Dana-Farber Cancer Institute: Five Dana-Farber scientists have been chosen to receive Wong Family Awards in Translational Oncology for fiscal year 2024
Dana-Farber Cancer Institute posted on LinkedIn:
“Five Dana-Farber scientists have been chosen to receive Wong Family Awards in Translational Oncology for fiscal year 2024. The awards, established by the Wong Family to advance innovative projects in clinical and/or translational oncology, biotechnology development, precision medicine, or immunotherapy, seek to help personalized medicine become a reality for all patients. The awards recognize ‘the most meritorious and innovative translational projects that utilize information from multiple platforms to develop new diagnostics, prognostic markers, predictive markers, or therapeutics for cancer.’

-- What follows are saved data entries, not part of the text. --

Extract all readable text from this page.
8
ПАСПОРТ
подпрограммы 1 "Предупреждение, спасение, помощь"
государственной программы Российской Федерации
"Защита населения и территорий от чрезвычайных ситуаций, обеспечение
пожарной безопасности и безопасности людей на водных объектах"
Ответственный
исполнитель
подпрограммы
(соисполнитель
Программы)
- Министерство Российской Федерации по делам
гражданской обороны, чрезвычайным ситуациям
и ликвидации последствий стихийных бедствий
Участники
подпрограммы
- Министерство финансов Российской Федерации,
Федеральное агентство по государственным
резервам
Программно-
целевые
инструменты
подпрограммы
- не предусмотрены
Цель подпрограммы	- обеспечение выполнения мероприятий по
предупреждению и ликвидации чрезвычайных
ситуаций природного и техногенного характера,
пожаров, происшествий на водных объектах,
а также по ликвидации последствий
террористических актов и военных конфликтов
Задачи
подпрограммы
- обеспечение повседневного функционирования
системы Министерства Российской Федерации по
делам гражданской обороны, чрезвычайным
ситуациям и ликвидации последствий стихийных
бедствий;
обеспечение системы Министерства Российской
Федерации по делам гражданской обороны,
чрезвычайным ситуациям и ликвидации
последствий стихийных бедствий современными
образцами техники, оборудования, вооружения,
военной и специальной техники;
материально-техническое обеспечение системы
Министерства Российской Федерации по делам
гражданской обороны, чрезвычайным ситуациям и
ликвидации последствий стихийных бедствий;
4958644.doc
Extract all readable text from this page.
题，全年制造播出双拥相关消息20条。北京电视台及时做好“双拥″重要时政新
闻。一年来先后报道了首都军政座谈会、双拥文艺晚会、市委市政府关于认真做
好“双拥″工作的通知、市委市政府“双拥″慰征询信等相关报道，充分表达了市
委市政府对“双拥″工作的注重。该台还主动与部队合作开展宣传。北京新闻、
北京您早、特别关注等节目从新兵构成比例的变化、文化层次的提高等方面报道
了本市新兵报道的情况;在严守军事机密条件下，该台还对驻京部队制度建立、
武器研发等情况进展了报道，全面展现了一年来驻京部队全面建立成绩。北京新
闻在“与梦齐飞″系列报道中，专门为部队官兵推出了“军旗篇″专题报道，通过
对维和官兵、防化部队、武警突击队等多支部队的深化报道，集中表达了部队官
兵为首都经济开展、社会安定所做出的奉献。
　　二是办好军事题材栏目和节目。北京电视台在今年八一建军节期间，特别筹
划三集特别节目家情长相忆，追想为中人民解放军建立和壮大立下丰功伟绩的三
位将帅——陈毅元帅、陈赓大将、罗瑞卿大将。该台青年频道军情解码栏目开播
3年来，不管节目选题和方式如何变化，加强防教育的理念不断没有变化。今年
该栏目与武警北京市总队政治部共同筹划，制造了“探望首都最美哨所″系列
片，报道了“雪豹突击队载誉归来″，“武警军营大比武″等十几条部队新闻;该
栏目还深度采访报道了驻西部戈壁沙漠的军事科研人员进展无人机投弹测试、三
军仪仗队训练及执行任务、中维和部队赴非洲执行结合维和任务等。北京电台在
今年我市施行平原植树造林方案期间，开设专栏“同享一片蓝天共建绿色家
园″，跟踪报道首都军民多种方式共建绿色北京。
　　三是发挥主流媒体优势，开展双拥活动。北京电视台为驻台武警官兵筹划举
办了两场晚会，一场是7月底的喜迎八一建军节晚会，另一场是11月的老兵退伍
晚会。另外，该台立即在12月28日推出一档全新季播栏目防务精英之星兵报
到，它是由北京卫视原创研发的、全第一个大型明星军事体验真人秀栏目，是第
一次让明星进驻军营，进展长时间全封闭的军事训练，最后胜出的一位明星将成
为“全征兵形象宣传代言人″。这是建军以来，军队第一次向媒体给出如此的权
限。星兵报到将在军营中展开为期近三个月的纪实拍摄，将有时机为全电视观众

The Wong Family Awards in Translational Oncology Endowment, established in 2011, distributes funding for awards annually through a competitive process.
This year’s recipients and projects are:
Tamar Berger of Medical Oncology
In glioblastoma, the most common and aggressive primary brain cancer in adults, approximately 8 out of every 10 brain tumors have excess copies of chromosome 7. As part of a collaboration between the laboratories of William G. Kaelin Jr. and Rameen Beroukhim Berger is using computational algorithms and CRISPR gene-activation technology to identify genes on chromosome 7 that promote glioblastoma.
Elizabeth I. Buchbinder and Shruti Gupta of Medical Oncology
While immunotherapy drugs known as immune checkpoint inhibitors have revolutionized treatment for many types of cancer, they sometimes cause T cells to attack healthy tissues and organs. When the kidneys are under attack, the result can lead to nephritis and kidney failure. Currently, it is difficult to determine if an immune checkpoint inhibitor is responsible for these kidney complications. Buchbinder and Gupta will examine whether certain immune system markers and RNA in the blood and urine indicate that nephritis or kidney failure are triggered by treatment with an immune checkpoint inhibitor.
Jun Qi of Cancer Biology
Qi and his collaborators will test a novel treatment for neuroblastoma, the most common tumor in children other than a brain tumor. They have shown that the disease is often dependent on a cancer protein called EP300 and have developed a method that can selectively delete this protein to block neuroblastoma progression with limited side effects. Support from the Wong Family Award will help advance this strategy from the laboratory to the clinic.
Christopher Reilly of Medical Oncology
Reilly’s project focuses on telomeres, the DNA at the ends of chromosomes that shortens as people age. People with short telomeres have a higher risk of certain cancers and may experience more severe side effects from cancer treatment. Reilly is analyzing data from Dana-Farber’s Profile project, which includes information on genetic abnormalities in thousands of patients’ tumor samples, to identify patients with inherited telomere disorders and determine how these disorders affect treatment outcomes.”